Изменить стиль страницы

И все же Енеке не был удовлетворен крепостью. Его фантазия и глубокое знание фортификации влекли дальше, даже не преклонение перед фюрером — нет, а простая жажда специалиста строить и возводить. Возводить… Он точно знал, сколько, где и каких укреплений сооружено, сколько отрыто метров траншей, ходов сообщения, сколько установлено в дотах и дзотах орудий, пулеметов, сколько втиснуто в бетонные гнезда истребителей танков… Его мечта — построить несколько дотов-крепостей подобно уже сооруженному в центре главного сектора обороны… Этот четырехамбразурный дот имел форму корабля и был врезан в каменную террасу, прикрывая своим губительным огнем главные подступы к Сапун-горе. Дот-чудовище, комендантом его стал лейтенант Лемке…

Крепость казалась неприступной, и, однако, Енеке находил в ней места, вызывавшие озабоченность и тревогу. И тогда он всю свою злость извергал на головы румын, рас-некал генерала Радеску, повторяя одно и то же: «Мне нужен бетон! Какого черта ваш штаб медлит?!» Радеску отвечал: «Я сейчас же свяжусь со штабом». Слово «сейчас» никак не гармонировало с интонацией ответа: генерал произносил свою фразу так, словно он обещал поинтересоваться, есть ли в его дивизии шахматисты…

«Радеску слишком инертен», — подумал Енеке, припоминая все, что знал о румынском генерале и по личной встрече в имперской академии, где Радеску слушал лекции по фортификации, и по рассказам фон Штейца, и, наконец, по тому, как показал себя генерал здесь, в Крыму, Радеску исполнял все, что приказывал Енеке, выполнял пунктуально, как его подчиненный, разве не всегда вовремя докладывал, однако Енеке чувствовал к нему неприязнь.

В бункер принесли завтрак. Повар, очень румяный и обходительный, быстро накрыл стол и, щелкая каблуками, мягким голосом пожелал:

— Хорошего аппетита вам, господин генерал.

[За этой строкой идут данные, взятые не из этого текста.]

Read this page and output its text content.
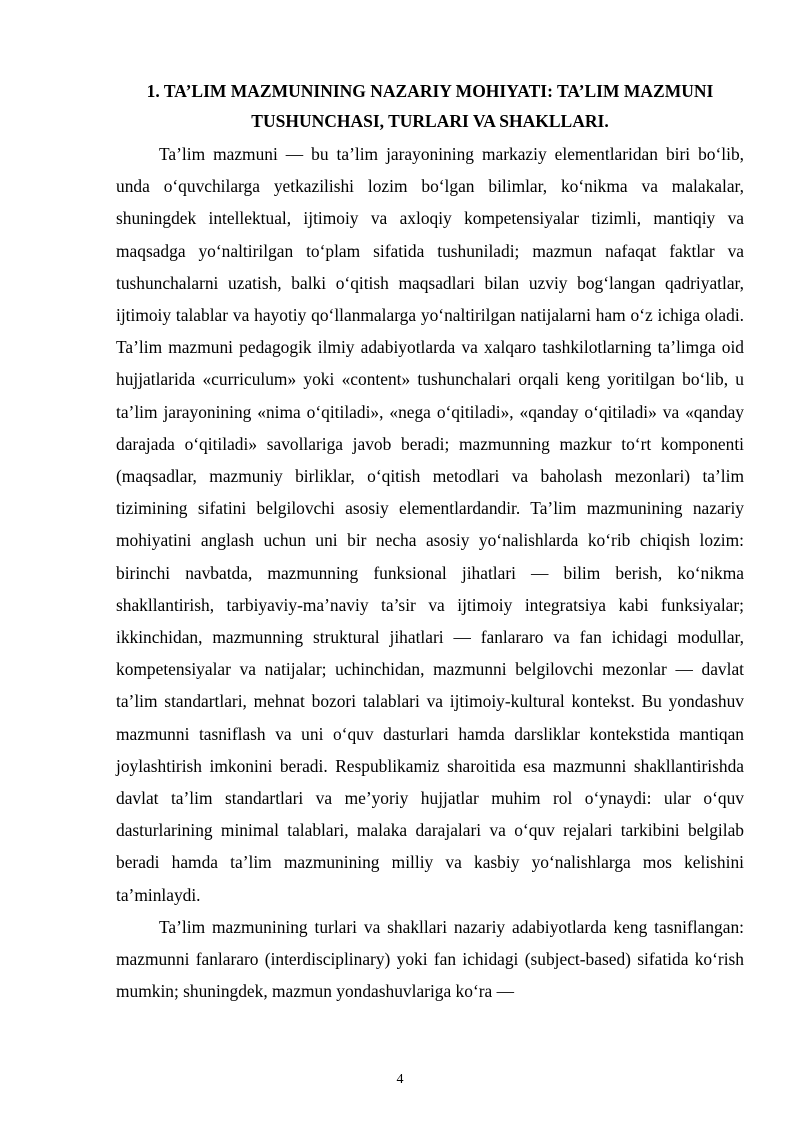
1. TA’LIM MAZMUNINING NAZARIY MOHIYATI: TA’LIM MAZMUNI
TUSHUNCHASI, TURLARI VA SHAKLLARI.

Ta’lim mazmuni — bu ta’lim jarayonining markaziy elementlaridan biri bo‘lib, unda o‘quvchilarga yetkazilishi lozim bo‘lgan bilimlar, ko‘nikma va malakalar, shuningdek intellektual, ijtimoiy va axloqiy kompetensiyalar tizimli, mantiqiy va maqsadga yo‘naltirilgan to‘plam sifatida tushuniladi; mazmun nafaqat faktlar va tushunchalarni uzatish, balki o‘qitish maqsadlari bilan uzviy bog‘langan qadriyatlar, ijtimoiy talablar va hayotiy qo‘llanmalarga yo‘naltirilgan natijalarni ham o‘z ichiga oladi. Ta’lim mazmuni pedagogik ilmiy adabiyotlarda va xalqaro tashkilotlarning ta’limga oid hujjatlarida «curriculum» yoki «content» tushunchalari orqali keng yoritilgan bo‘lib, u ta’lim jarayonining «nima o‘qitiladi», «nega o‘qitiladi», «qanday o‘qitiladi» va «qanday darajada o‘qitiladi» savollariga javob beradi; mazmunning mazkur to‘rt komponenti (maqsadlar, mazmuniy birliklar, o‘qitish metodlari va baholash mezonlari) ta’lim tizimining sifatini belgilovchi asosiy elementlardandir. Ta’lim mazmunining nazariy mohiyatini anglash uchun uni bir necha asosiy yo‘nalishlarda ko‘rib chiqish lozim: birinchi navbatda, mazmunning funksional jihatlari — bilim berish, ko‘nikma shakllantirish, tarbiyaviy-ma’naviy ta’sir va ijtimoiy integratsiya kabi funksiyalar; ikkinchidan, mazmunning struktural jihatlari — fanlararo va fan ichidagi modullar, kompetensiyalar va natijalar; uchinchidan, mazmunni belgilovchi mezonlar — davlat ta’lim standartlari, mehnat bozori talablari va ijtimoiy-kultural kontekst. Bu yondashuv mazmunni tasniflash va uni o‘quv dasturlari hamda darsliklar kontekstida mantiqan joylashtirish imkonini beradi. Respublikamiz sharoitida esa mazmunni shakllantirishda davlat ta’lim standartlari va me’yoriy hujjatlar muhim rol o‘ynaydi: ular o‘quv dasturlarining minimal talablari, malaka darajalari va o‘quv rejalari tarkibini belgilab beradi hamda ta’lim mazmunining milliy va kasbiy yo‘nalishlarga mos kelishini ta’minlaydi.

Ta’lim mazmunining turlari va shakllari nazariy adabiyotlarda keng tasniflangan: mazmunni fanlararo (interdisciplinary) yoki fan ichidagi (subject-based) sifatida ko‘rish mumkin; shuningdek, mazmun yondashuvlariga ko‘ra —

4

Енеке, до этого сидевший перед раскрытой схемой оборонительных сооружений, поднялся, обошел вокруг стола и поднял телефонную трубку.

— Майора Грабе ко мне, — сказал он обычным строгим тоном и посмотрел на дымящиеся паром тарелки, поблескивающую бутылку с коньяком.

Он всегда завтракал один, и повар был удивлен, когда Енеке потребовал накрыть стол еще на три персоны.

Пришел майор Грабе. Он занимался в штабе сбором и обобщением информации о ходе работ по устройству оборонительных сооружений. Открыв черную папку, майор привычно начал перечислять, на каком участке что отрыто и построено, но Енеке остановил его.

— Доложите, что сделали румыны, — сказал Енеке и наклонился к схеме, чтобы нанести необходимые пометки.

Грабе назвал цифры и условные названия и умолк.

— Это все? — спросил Енеке не разгибаясь.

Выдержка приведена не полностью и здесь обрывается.